Harsa pun meneteskan air mata, ia yang belum menerima kebaikan apa pun dari Pak Seno ikut merasakan aura kebaikan yang ditebarkan almarhum benar-benar tulus. Berbondong-bondong manusia datang untuk mendoakan, silih berganti.

****

"Harsa!" panggilan itu membuatnya menoleh. "Tolong nanti kamu urus kebersihan di dalam rumah ya untuk acara tahlilan nanti malam"

"Baik, Bu" Harsa mengangguk.

"Oh iya, mulai sekarang kamu bertugas menjaga kebersihan di dalam rumah ya. Urusan taman biar satpam yang urus untuk sementara waktu sampai saya menemukan pekerja baru."

"Baik, Bu" ia kembali mengangguk.

Ia hanya mengangguk, tak berani bertanya apa pun.

Mengikuti arahan Bu Ratna, ia mulai menyapu, mengepel, menggelar ambal untuk menyambut tamu, dan memastikan lampu serta AC menyala dengan baik.
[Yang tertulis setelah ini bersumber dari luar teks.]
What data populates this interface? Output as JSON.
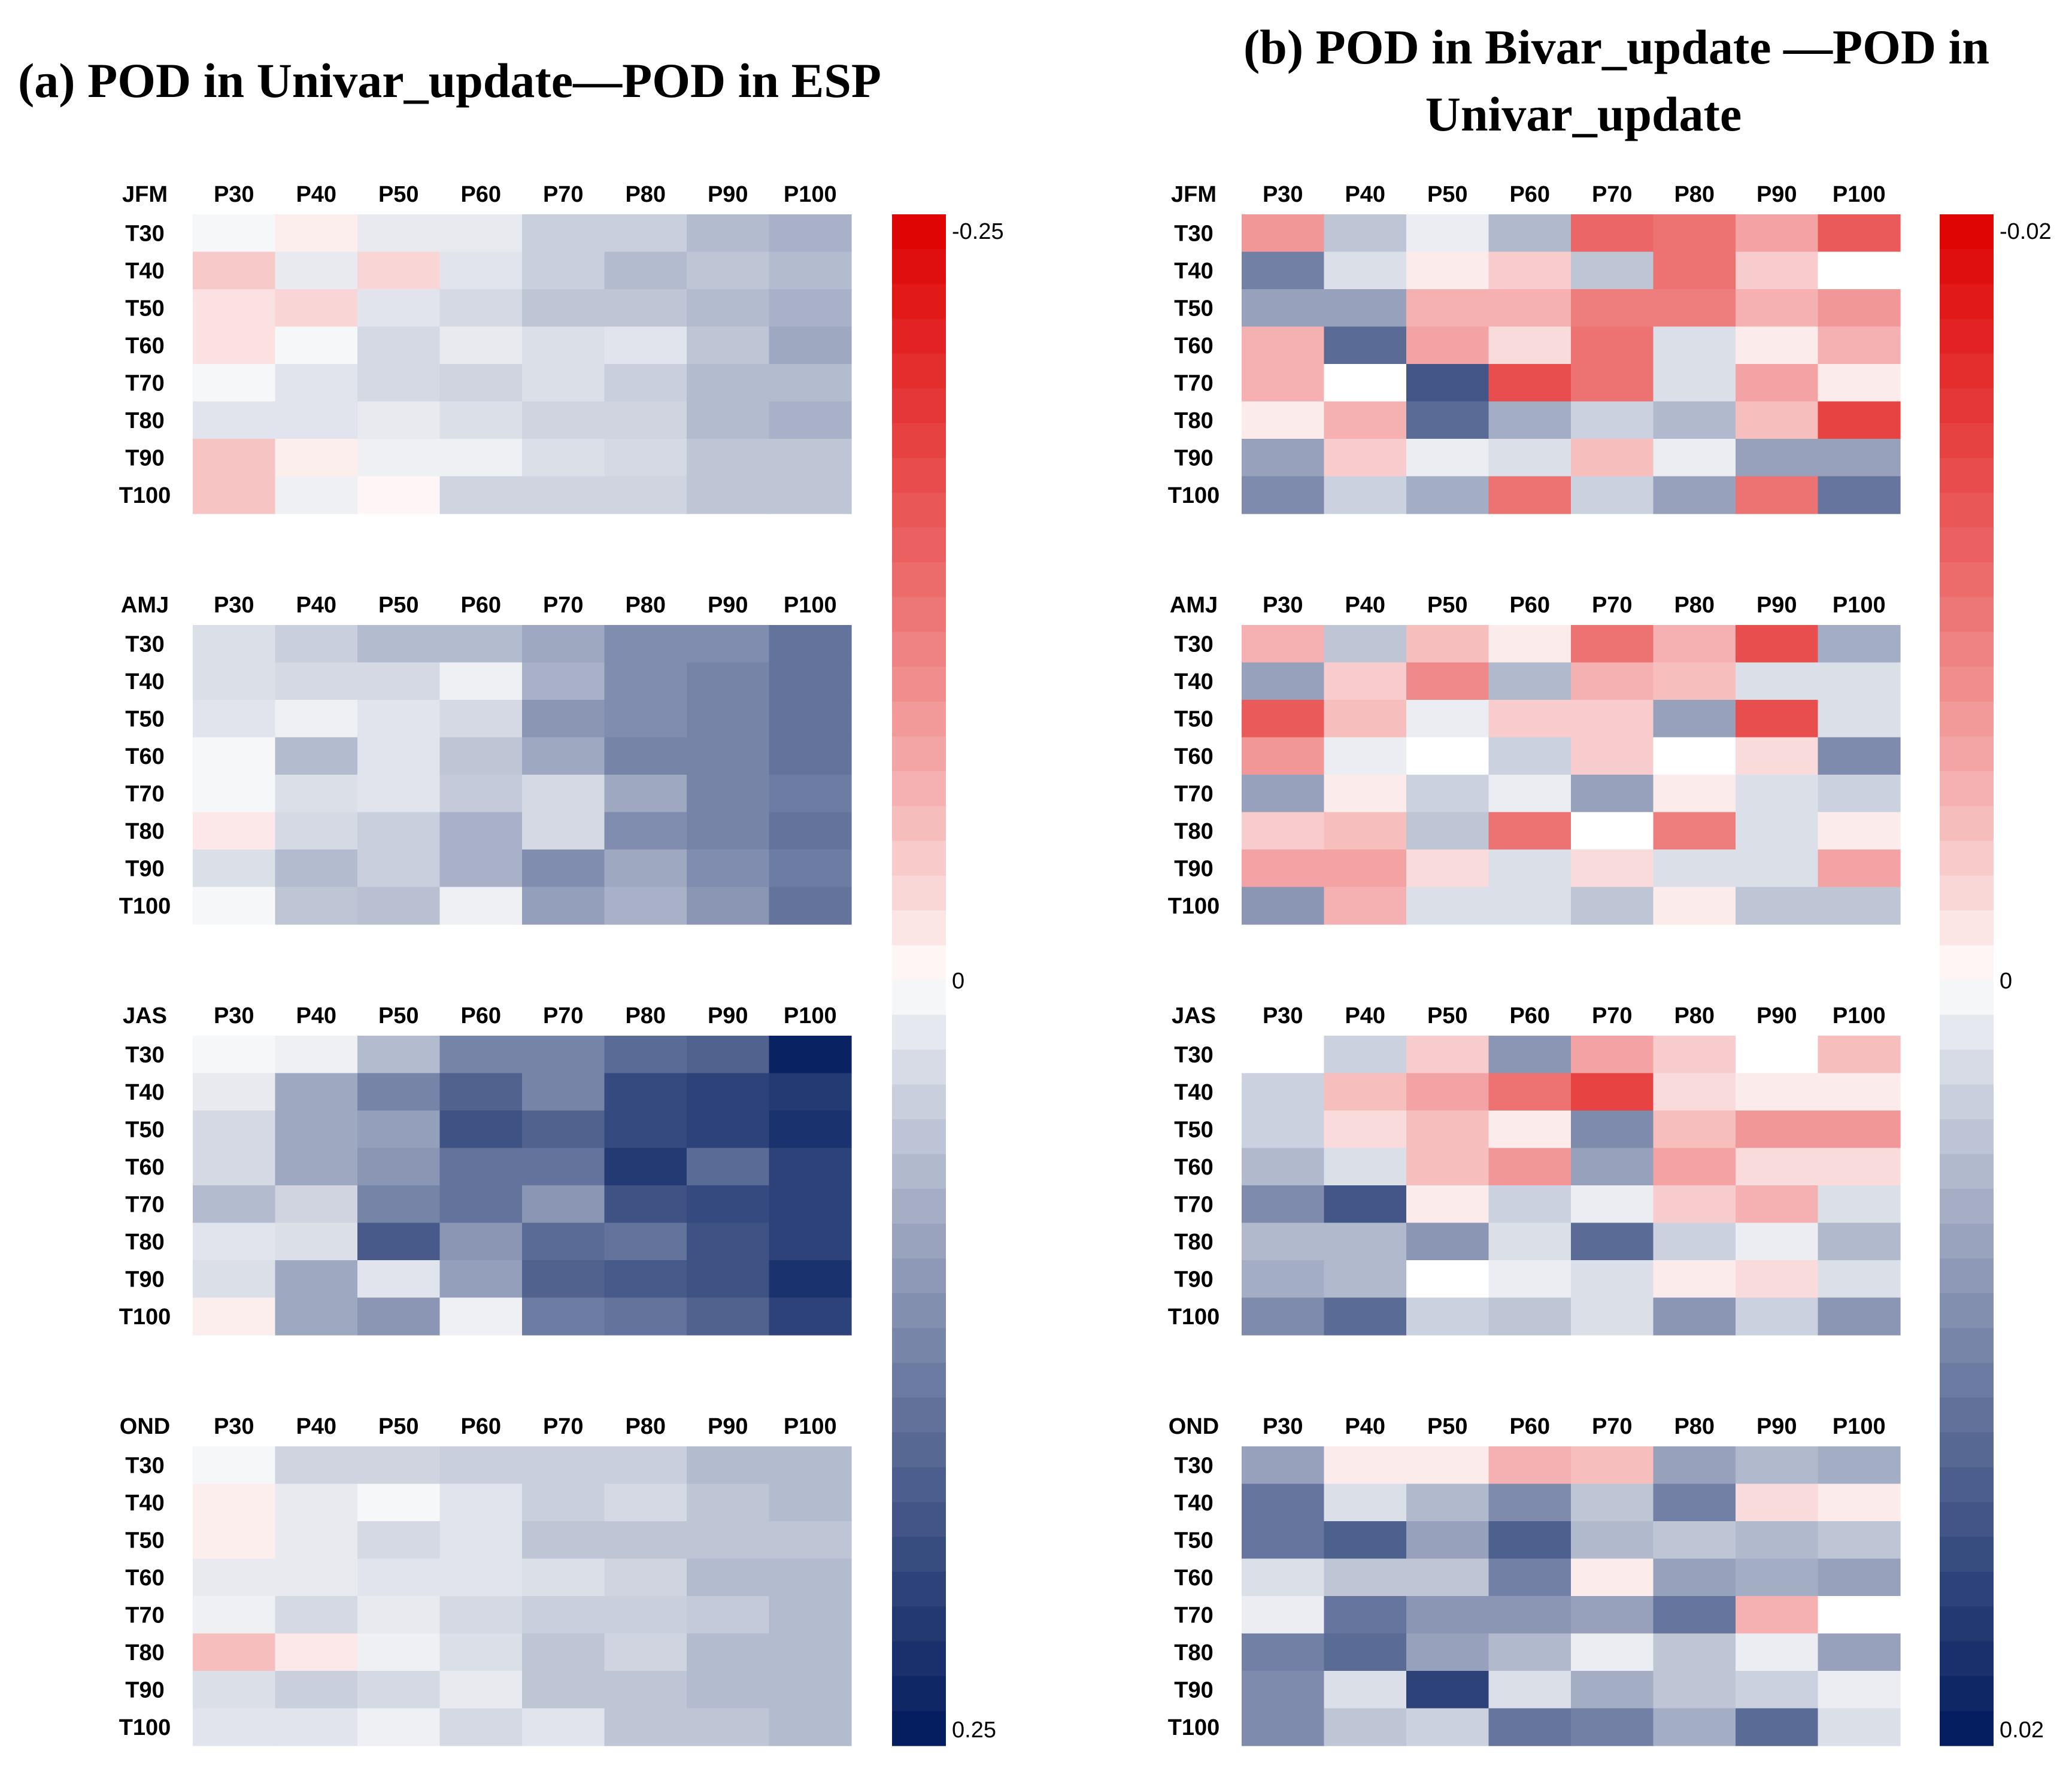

Rumah ini sangat besar jika hanya Harsa yang membersihkannya, memiliki 7 kamar, 2 kamar mandi tamu, membuatnya ngos-ngosan. Ia membayangkan jika setiap hari harus membersihkannya sendirian, bisa mati berdiri, pikirnya.

"Harsa!" panggil Rika. Harsa yang baru saja merebahkan tubuhnya di lantai, harus tegak berdiri mencari sumber suara itu.

"Kenapa Rika?"

"Tolong bantu aku menyusun kue-kue ini di depan ya, sebentar lagi tamu sudah mulai datang" pinta Rika.

"Oh, baik!" Harsa langsung membantu rekan kerjanya. Tanpa pamrih.

"Tunggu, kamu asisten rumah tangga disini?" seseorang menghentikan gerak tangan Jeremba yang sedang menyusun piring-piring di ruang depan. Rika pun menjadi gugup.

"Maaf Mbak, tadi saya yang minta dia untuk bantu menyusun makanan ini, karena saya takut gak terkejar waktu. Maaf Mbak," Rika sedikit membungkuk.

"Ada apa, Lus?" Bu Ratna pun datang.

"Ini, mama yang memperkerjakan wanita ini?" wanita cantik itu menunjuk ke arah Harsa.

"Iya. Memangnya ada apa?"

"Mama ini gimana sih, apa gak ada orang lain?"

Harsa tertegun lemas, ia tak bisa berbuat apa-apa.

Gadis yang dilihat Harsa saat pemakaman tadi semakin menjadi-jadi.

Wanita itu menghela napas.

"Aku tuh gak habis pikir ya, coba kalian semua lihat wajah dan tangannya!" ia menunjuk ke arah Harsa, membuatnya malu dan menutup sebagian wajahnya dengan selendang yang sedari awal ia pakai saat di pemakaman tadi.

"Maafkan saya, Mbak!" Rika kembali merasa bersalah.

"Ini bukan tentang siapa yang bersalah dan siapa yang harus dimaafkan. Tapi ini tentang kesalahan sistem di rumah ini dalam menerima pekerja. Coba lihat! Bagaimana wanita seperti ini bertugas menyusun piring-piring berisi makanan. Apa kata tamu nanti?" Ia tetap tenang dalam penyampaiannya, tapi begitu menyakitkan bagi Harsa.

"Pecat dia!" wanita itu tak berhenti. "tapi aku kasih waktu dia satu Minggu, sembari mencari pekerjaan baru." sambungnya.

Ia berlalu.

Rika tak henti meminta maaf pada Harsa, tapi bagi gadis itu bukan maaf yang ia butuhkan saat ini. Ia sedang berpikir tentang isi perutnya setelah satu Minggu berlalu.

**

Setelah sampai di kontrakan, Harsa meletakkan tas nya, lalu merebahkan tubuhnya ke kasur buluk di sana. Lengannya menutupi dahi dan pelopak mata. Ia terdiam sejenak. Perkataan lelaki itu kembali terngiang.

Kurang ajar, teriaknya.

            "Siapa Harsa? Ini bukan kamu!" monolognya.

Ia mengambil sebilah pisau yang bertengger di atas meja, lalu mengiris pergelangan tangannya, tepat di depan bayangan wajah buluknya yang terlihat di cermin.

Kini bukan lagi tentang uang yang membuatnya terpuruk. Tapi wajahnya juga ikut menyumbang duka besar dalam perjalanan hidupnya yang pelik.

Lantas ia merebahkan tubuh mungilnya ke lantai, membiarkan lelahnya melenyapkan alam bawah sadar dan membuatnya menemukan ketenangan walau hanya sejenak saja. Ia lelah pada keadaan yang selalu saja memojokkan. Ia merasa tak ada lagi yang berpihak padanya, bukan hanya jasadnya yang sendirian, tapi jiwanya juga.